エログロ要素たっぷりで、おすすめ出来ないけれど個人的には面白かった。詳細をみるコメント0件をすべて表示 -
切断された女の死体が発見された。本庁捜査一課の蒲生と、所轄の刑事和泉はコンビを組んで捜査にあたるが
被害者と和泉との間には隠された関係があった。二人の過去に何があったのか…。
『ありとあらゆる罪悪が圧倒的テンションで襲いかかる狂気のエンタテインメント』
いちおう主人公は蒲生なんだろうけど、次々に出てくるアクの強い登場人物達の多いことよ。
それも愛すべき特徴ではなく「身近にいたら最悪だ」っていう嫌なキャラがてんこ盛りでした。
グロあり、派手なドンパチあり。黒いエンタメ世界だけを堪能するにはうってつけの一冊。 -
再読本。
前半部のグロ描写の連続は強烈。
大学生みたいなヤクザ幹部がいて、なめた
態度をとった店員を、あれしてあれして(とても
書けない内容)とか、幸せな家庭を
凌辱する場面とか、小川勝己作品で最高のグロさ。
ただ再読してみると、ひ弱な刑事が強烈に
暴力に目覚めて銃撃場面で活躍したり、
銃撃戦で物事を解決してしまうような、ご都合
展開が目について、ちょっとトーンダウンだった。 -
両手と首が切り取られた死体が発見され、警視庁捜査一課の蒲生と、所轄の刑事和泉が捜査を始める。描かれるのは事件そのものは背景に止め、登場人物たちの狂気である。

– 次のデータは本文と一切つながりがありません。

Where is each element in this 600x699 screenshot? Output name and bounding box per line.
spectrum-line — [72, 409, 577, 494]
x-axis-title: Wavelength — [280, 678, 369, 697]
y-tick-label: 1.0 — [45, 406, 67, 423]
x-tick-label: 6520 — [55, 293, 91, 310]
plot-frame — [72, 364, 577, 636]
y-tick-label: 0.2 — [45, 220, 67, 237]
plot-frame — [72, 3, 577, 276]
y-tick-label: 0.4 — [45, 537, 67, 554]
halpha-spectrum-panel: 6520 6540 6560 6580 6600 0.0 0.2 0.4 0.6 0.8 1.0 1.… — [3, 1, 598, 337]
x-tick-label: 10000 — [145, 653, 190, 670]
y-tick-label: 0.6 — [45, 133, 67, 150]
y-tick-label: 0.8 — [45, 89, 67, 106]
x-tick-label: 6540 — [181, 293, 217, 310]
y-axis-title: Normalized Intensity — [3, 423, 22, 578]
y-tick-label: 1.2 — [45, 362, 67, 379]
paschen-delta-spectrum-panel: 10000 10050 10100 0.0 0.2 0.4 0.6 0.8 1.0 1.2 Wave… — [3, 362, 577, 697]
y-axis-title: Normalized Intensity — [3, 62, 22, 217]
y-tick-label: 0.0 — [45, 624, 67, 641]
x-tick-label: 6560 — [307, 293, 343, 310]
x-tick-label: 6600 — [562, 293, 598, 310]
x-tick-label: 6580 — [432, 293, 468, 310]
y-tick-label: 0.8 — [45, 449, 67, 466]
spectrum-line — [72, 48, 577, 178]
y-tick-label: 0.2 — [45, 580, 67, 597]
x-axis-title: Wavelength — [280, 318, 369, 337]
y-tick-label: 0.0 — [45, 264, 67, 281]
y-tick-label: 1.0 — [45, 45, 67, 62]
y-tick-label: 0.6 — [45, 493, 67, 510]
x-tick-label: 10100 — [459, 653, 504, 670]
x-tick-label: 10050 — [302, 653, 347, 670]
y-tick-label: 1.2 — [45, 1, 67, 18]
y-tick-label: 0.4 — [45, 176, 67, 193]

表題のように彼岸に足を踏み入れた、既存の価値観を倒錯し、人間の尊厳を陵辱し蹂躙し尽くすある意味ではロマンを追い求める者たちの苦悩と暴走。
文章が雑なのに加えて謎の解明に当たる部分に至っては一方的な説明口調で長々と無理やり組み込んだ感じが残念だった。
猟奇的で残酷な表現が多いので倫理に悖る行為などに嫌悪感を抱く人には勧められない。
余談になるが、どうもこの手の話はアポステリオリな帰結を設定することが多いのだけれど、ミステリ要素のためには必要なのはわかるがこの作品に限って言えばいらないものだった気がする。
問題意識を持つことは重要ではあるが、主眼点は生き方そのものにすべきで登場人物の性質からしてくだらない感傷に過ぎないという印象を持ってしまい、貫かれてきた人物の性向が薄まってしまいがちだから。
そんな感じ。 -
銃を撃つことだけに欲情する蒲生、義母の面影に囚われた暴力過多の和泉、愛するものを喰うことに至上の喜びを感じる矢木澤。誰も彼も此岸の崖っぷちを歩いている。
男女や社会性や法律なんていう枠に囚われずに、ただ己の執着を純粋に持ち続ける男たちの、肉体的な狂気と精神的な聖性。彼らの「愛」は、生温い肉体の交歓ではなくて、現象として、同一になること。喰うこと。喰われること。殺すこと。殺されること。
その執着はもの凄く生々しくて、肉と血だけの、表皮だけの執着だけれど、精神性なんて、必要ないのだと彼らは笑う。
精神なんて和泉の記憶のように偽りだらけで、生温くて役に立たなくて、多分存在していない、肉体の世迷いごとなのだからと。
この残虐さと狂気はフィクションでしかありえないのだけど、なぜか抗いようもなく惹かれてしまう。 -
登場人物がみんなとにかく壊れていて、マトモそうに思えた人もだんだん壊れていって。その凄さに唖然としているうちにすっかり忘れ去っていたミステリ部分の解明があってびっくり、という感じ。もしかしてこれが狙いか?
これを読んで、ようやくこの人が「鬼畜系ノワール」と言われている意味を知った。慣れない人にはけっこうつらいだろうなあ。なかなかに痛かった……。 -
葬列の渚のおかげで小川作品はちょこちょこ手を出してしまうのですが、
絶対にオススメできない、したくないところが魅力でしょうか。
なのになんか面白いんですよね。何でか「切ない」を書くのが上手い気がする、小川さんは。 -
本屋で平積み紹介されていて気になったから読んでみた。
汚職警官、ヤクザ、などが出てくる事件もの。
登場人物にまともな人間は1人もいない。
倒錯した性癖が強烈で、読んでしばらく頭から離れない。 -
もう二つにきっぱり分かれるでしょう、批評が。
普通(?)の人間がまったくでてこない作品ってのも珍しい。
展開は一作品目の「葬列」に似て読みやすいが、読み続けられるかどうかが・・・。